Hooded penitent figures from different brotherhoods lead the elaborate processions and carry the the enormous and incredibly heavy floats on their shoulders. The floats gently sway in a ghostly fashion, an incredible emotional and solemn effort of camaraderie to support floats, which often weigh several tonnes. We were shown a float being prepared in Jerez which weighed one tonne and would be carried on the shoulders of forty people. There are exsisting floats weighing more than five tonnes and are carried by two hundred and fifty people. So important is Semana Santa in Spain we have heard bands practising, and seen balconies, streets, churches and floats being carefully prepared for weeks in advance.
Previously we attended the Velez –Malaga Semana Santa, an amazing spectacle, in which you can line the streets and be a part of the procession rather than being a member of a huge crowd as in Seville and other cities. We were handed sugared almonds and watched the local children making balls of wax from the wax candle drippings in the street. This year we saw the palm Sunday procession in the fantastic coastal town of Mijas and the Maundy Thursday evening procession in Loja, both places in which you can imerse yourself, follow the band and stand beside the floats and witness the pain on the faces of those carrying their enormous burdens.

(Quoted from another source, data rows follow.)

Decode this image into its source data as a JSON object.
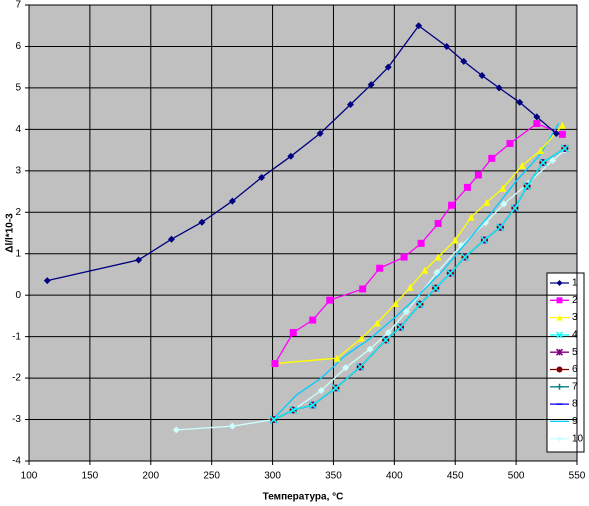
{
  "chart_data": {
    "type": "line",
    "x_label": "Температура, °C",
    "y_label": "Δl/l*10-3",
    "xlim": [
      100,
      550
    ],
    "xticks": [
      100,
      150,
      200,
      250,
      300,
      350,
      400,
      450,
      500,
      550
    ],
    "ylim": [
      -4,
      7
    ],
    "yticks": [
      -4,
      -3,
      -2,
      -1,
      0,
      1,
      2,
      3,
      4,
      5,
      6,
      7
    ],
    "grid": true,
    "legend": "right",
    "series": [
      {
        "name": "1",
        "color": "#000080",
        "marker": "diamond",
        "x": [
          115,
          190,
          217,
          242,
          267,
          291,
          315,
          339,
          364,
          381,
          395,
          420,
          443,
          457,
          472,
          486,
          503,
          517,
          533
        ],
        "values": [
          0.35,
          0.85,
          1.35,
          1.76,
          2.27,
          2.84,
          3.35,
          3.9,
          4.6,
          5.08,
          5.5,
          6.5,
          6.0,
          5.64,
          5.3,
          5.0,
          4.65,
          4.3,
          3.9
        ]
      },
      {
        "name": "2",
        "color": "#ff00ff",
        "marker": "square",
        "x": [
          302,
          317,
          333,
          347,
          374,
          388,
          408,
          422,
          436,
          447,
          460,
          469,
          480,
          495,
          517,
          538
        ],
        "values": [
          -1.65,
          -0.9,
          -0.6,
          -0.12,
          0.15,
          0.65,
          0.92,
          1.25,
          1.73,
          2.17,
          2.6,
          2.9,
          3.3,
          3.66,
          4.14,
          3.88
        ]
      },
      {
        "name": "3",
        "color": "#ffff00",
        "marker": "triangle",
        "x": [
          302,
          353,
          373,
          386,
          401,
          413,
          425,
          436,
          450,
          463,
          476,
          489,
          505,
          520,
          538
        ],
        "values": [
          -1.65,
          -1.52,
          -1.04,
          -0.67,
          -0.2,
          0.19,
          0.6,
          0.92,
          1.33,
          1.88,
          2.24,
          2.58,
          3.13,
          3.49,
          4.1
        ]
      },
      {
        "name": "4",
        "color": "#00ffff",
        "marker": "x",
        "x": [
          301,
          317,
          333,
          352,
          372,
          393,
          405,
          421,
          434,
          446,
          458,
          474,
          487,
          499,
          509,
          522,
          540
        ],
        "values": [
          -3.0,
          -2.77,
          -2.65,
          -2.24,
          -1.73,
          -1.08,
          -0.77,
          -0.22,
          0.17,
          0.53,
          0.92,
          1.33,
          1.64,
          2.1,
          2.63,
          3.2,
          3.54
        ]
      },
      {
        "name": "5",
        "color": "#800080",
        "marker": "star",
        "x": [
          301,
          317,
          333,
          352,
          372,
          393,
          405,
          421,
          434,
          446,
          458,
          474,
          487,
          499,
          509,
          522,
          540
        ],
        "values": [
          -3.0,
          -2.77,
          -2.65,
          -2.24,
          -1.73,
          -1.08,
          -0.77,
          -0.22,
          0.17,
          0.53,
          0.92,
          1.33,
          1.64,
          2.1,
          2.63,
          3.2,
          3.54
        ]
      },
      {
        "name": "6",
        "color": "#800000",
        "marker": "circle",
        "x": [
          301,
          317,
          333,
          352,
          372,
          393,
          405,
          421,
          434,
          446,
          458,
          474,
          487,
          499,
          509,
          522,
          540
        ],
        "values": [
          -3.0,
          -2.77,
          -2.65,
          -2.24,
          -1.73,
          -1.08,
          -0.77,
          -0.22,
          0.17,
          0.53,
          0.92,
          1.33,
          1.64,
          2.1,
          2.63,
          3.2,
          3.54
        ]
      },
      {
        "name": "7",
        "color": "#008080",
        "marker": "plus",
        "x": [
          301,
          317,
          333,
          352,
          372,
          393,
          405,
          421,
          434,
          446,
          458,
          474,
          487,
          499,
          509,
          522,
          540
        ],
        "values": [
          -3.0,
          -2.77,
          -2.65,
          -2.24,
          -1.73,
          -1.08,
          -0.77,
          -0.22,
          0.17,
          0.53,
          0.92,
          1.33,
          1.64,
          2.1,
          2.63,
          3.2,
          3.54
        ]
      },
      {
        "name": "8",
        "color": "#0000ff",
        "marker": "dash",
        "x": [
          301,
          317,
          333,
          352,
          372,
          393,
          405,
          421,
          434,
          446,
          458,
          474,
          487,
          499,
          509,
          522,
          540
        ],
        "values": [
          -3.0,
          -2.77,
          -2.65,
          -2.24,
          -1.73,
          -1.08,
          -0.77,
          -0.22,
          0.17,
          0.53,
          0.92,
          1.33,
          1.64,
          2.1,
          2.63,
          3.2,
          3.54
        ]
      },
      {
        "name": "9",
        "color": "#00ccff",
        "marker": "none",
        "x": [
          300,
          320,
          340,
          360,
          380,
          400,
          420,
          440,
          460,
          480,
          500,
          520,
          535
        ],
        "values": [
          -3.0,
          -2.4,
          -2.0,
          -1.45,
          -1.05,
          -0.55,
          0.0,
          0.6,
          1.3,
          2.0,
          2.75,
          3.4,
          4.15
        ]
      },
      {
        "name": "10",
        "color": "#ccffff",
        "marker": "diamond",
        "x": [
          221,
          267,
          301,
          318,
          340,
          360,
          380,
          395,
          410,
          435,
          455,
          475,
          490,
          510,
          530,
          540
        ],
        "values": [
          -3.25,
          -3.16,
          -3.0,
          -2.75,
          -2.3,
          -1.75,
          -1.3,
          -0.9,
          -0.4,
          0.55,
          1.2,
          1.75,
          2.2,
          2.7,
          3.25,
          3.5
        ]
      }
    ]
  }
}
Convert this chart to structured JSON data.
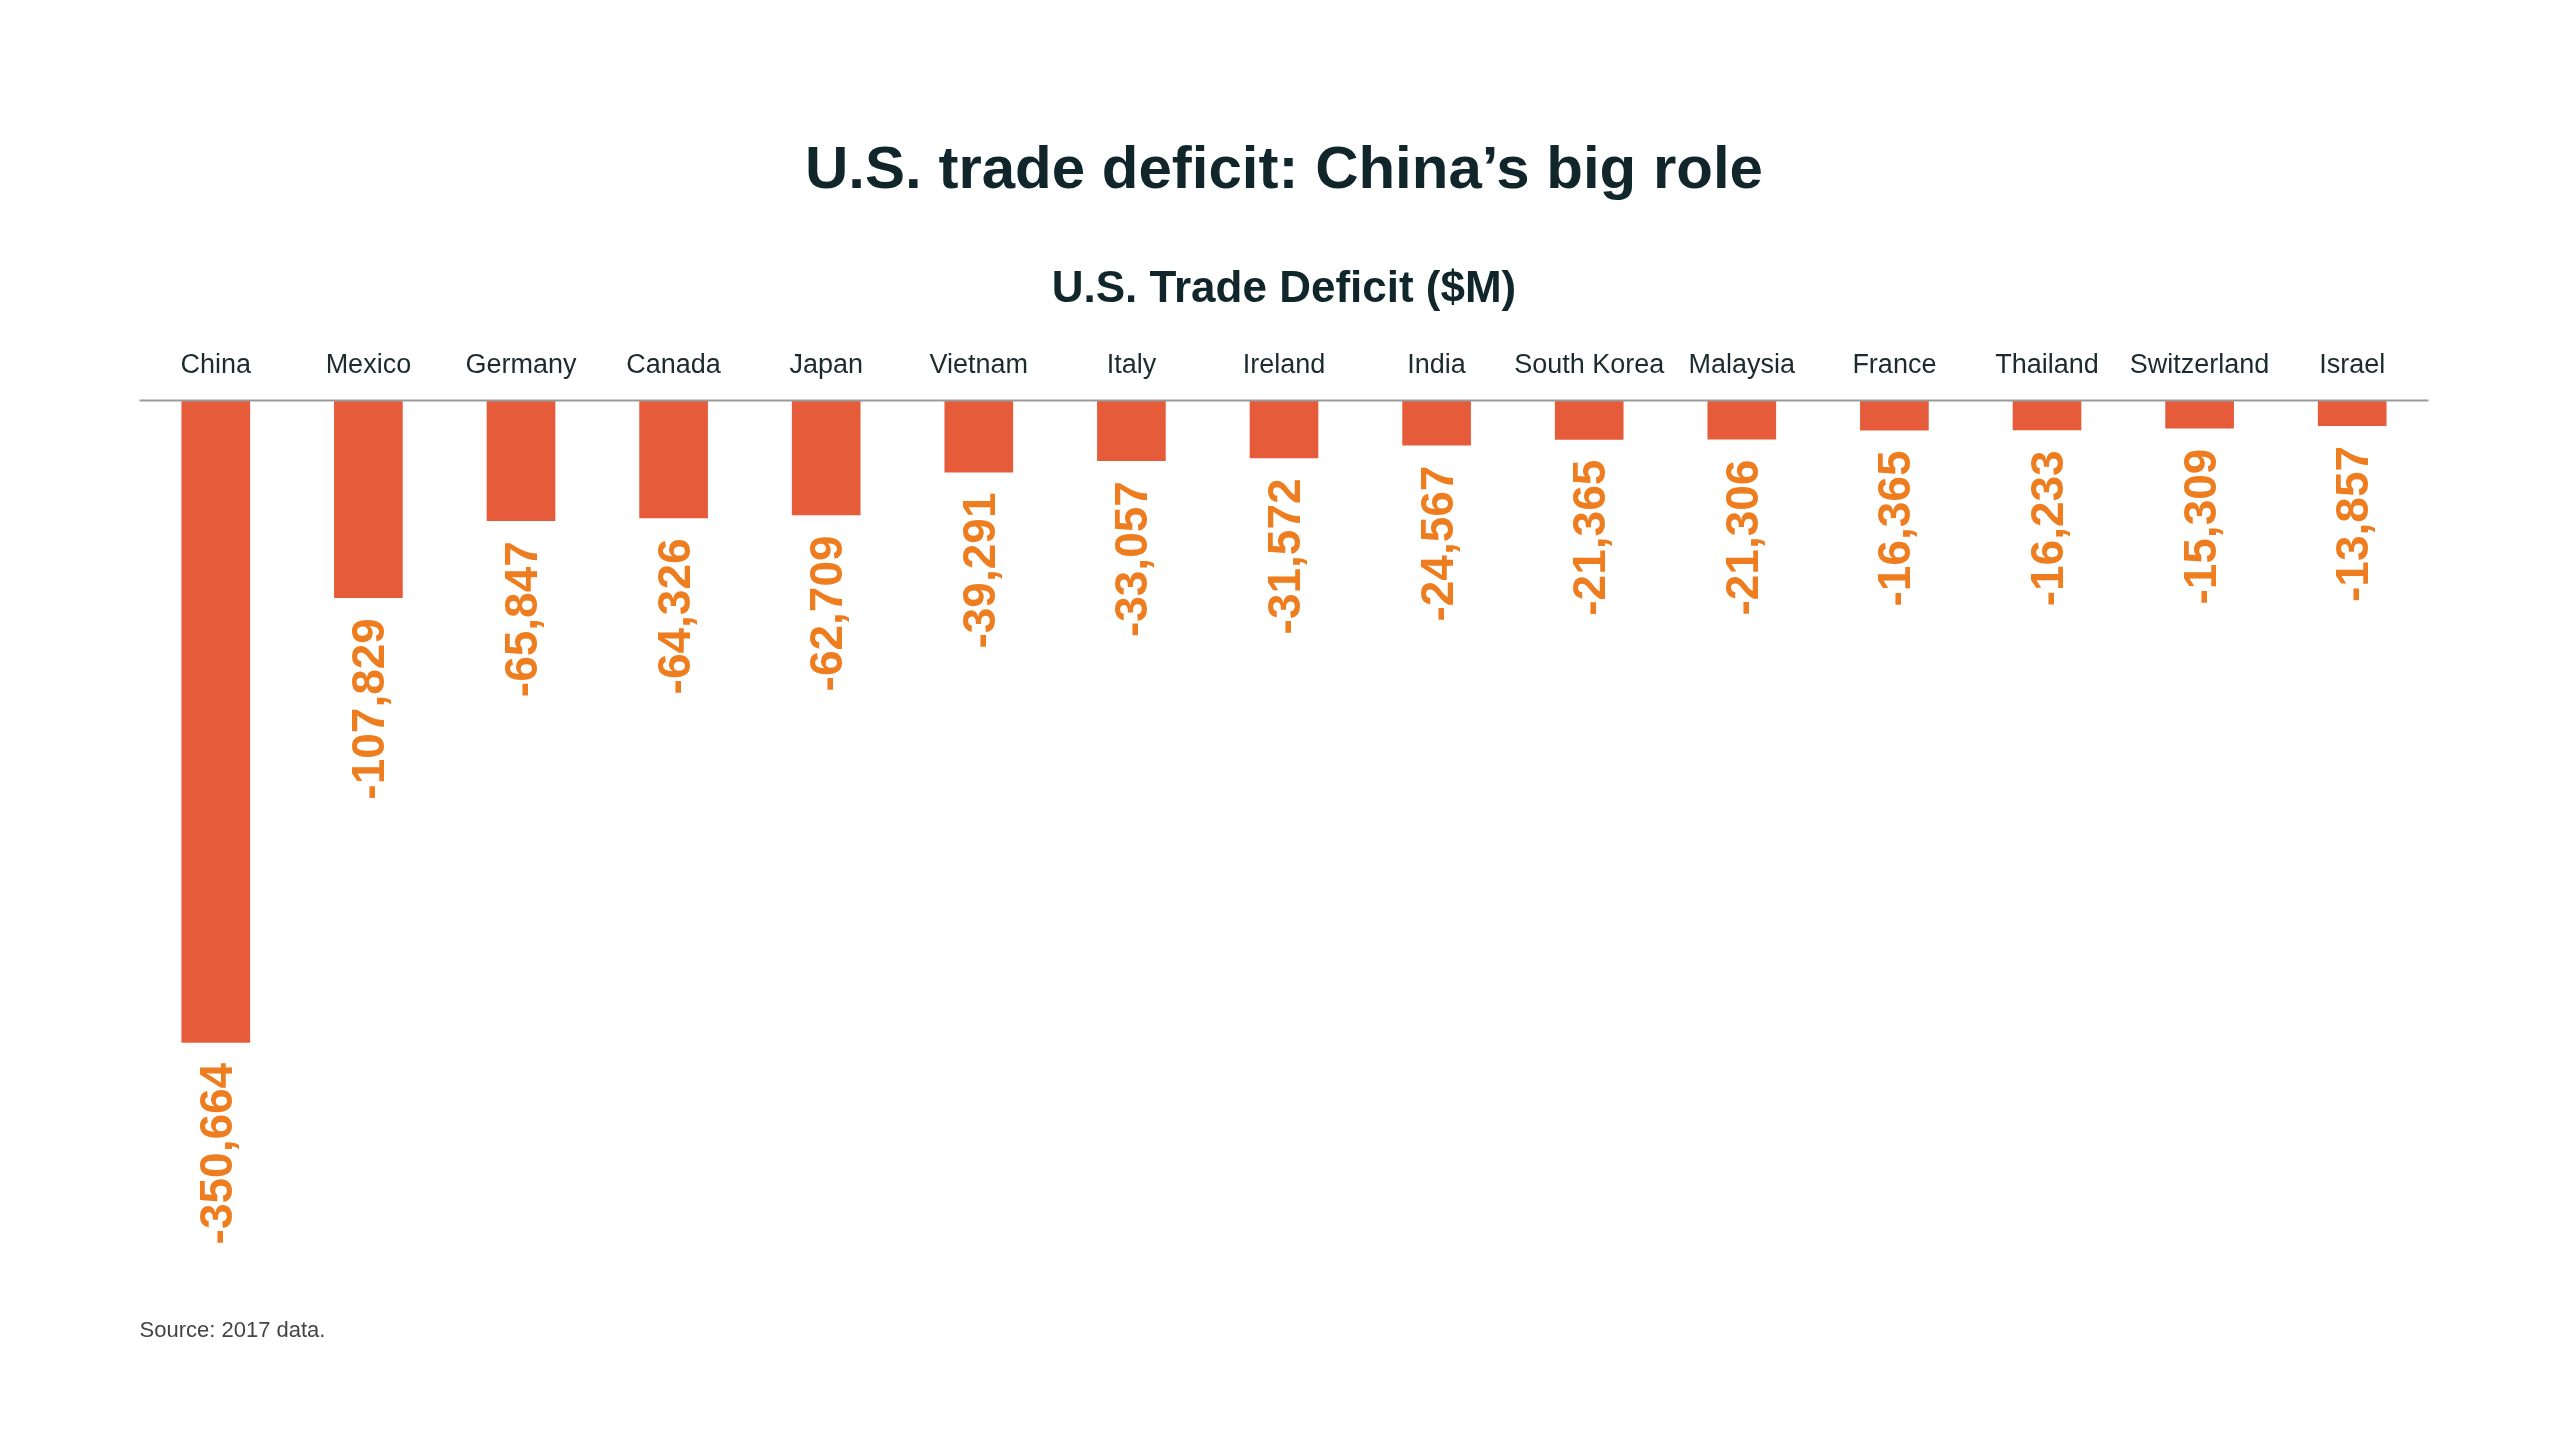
{
  "chart_data": {
    "type": "bar",
    "title": "U.S. trade deficit: China’s big role",
    "subtitle": "U.S. Trade Deficit ($M)",
    "categories": [
      "China",
      "Mexico",
      "Germany",
      "Canada",
      "Japan",
      "Vietnam",
      "Italy",
      "Ireland",
      "India",
      "South Korea",
      "Malaysia",
      "France",
      "Thailand",
      "Switzerland",
      "Israel"
    ],
    "values": [
      -350664,
      -107829,
      -65847,
      -64326,
      -62709,
      -39291,
      -33057,
      -31572,
      -24567,
      -21365,
      -21306,
      -16365,
      -16233,
      -15309,
      -13857
    ],
    "value_labels": [
      "-350,664",
      "-107,829",
      "-65,847",
      "-64,326",
      "-62,709",
      "-39,291",
      "-33,057",
      "-31,572",
      "-24,567",
      "-21,365",
      "-21,306",
      "-16,365",
      "-16,233",
      "-15,309",
      "-13,857"
    ],
    "color": "#e65c3a",
    "grid": false,
    "tick_labels": "x",
    "annotations": [
      "Source: 2017 data."
    ]
  }
}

The atmosphere in Loja was electric, the cafés along the procession route were buzzing; as always an event in Spain is a family event, with so many families and friends of all ages socialising long into the night. We followed the processions route into the old incense filled narrow streets of Loja to see streets of elegant ladies dressed all in black each holding a candle each to form a passage way full of light and throw flower petals for the procession to walk through whilst the following band of drums, trumpets, horns and flutes played on mournfully.
Semana Santa, an unforgettable experience.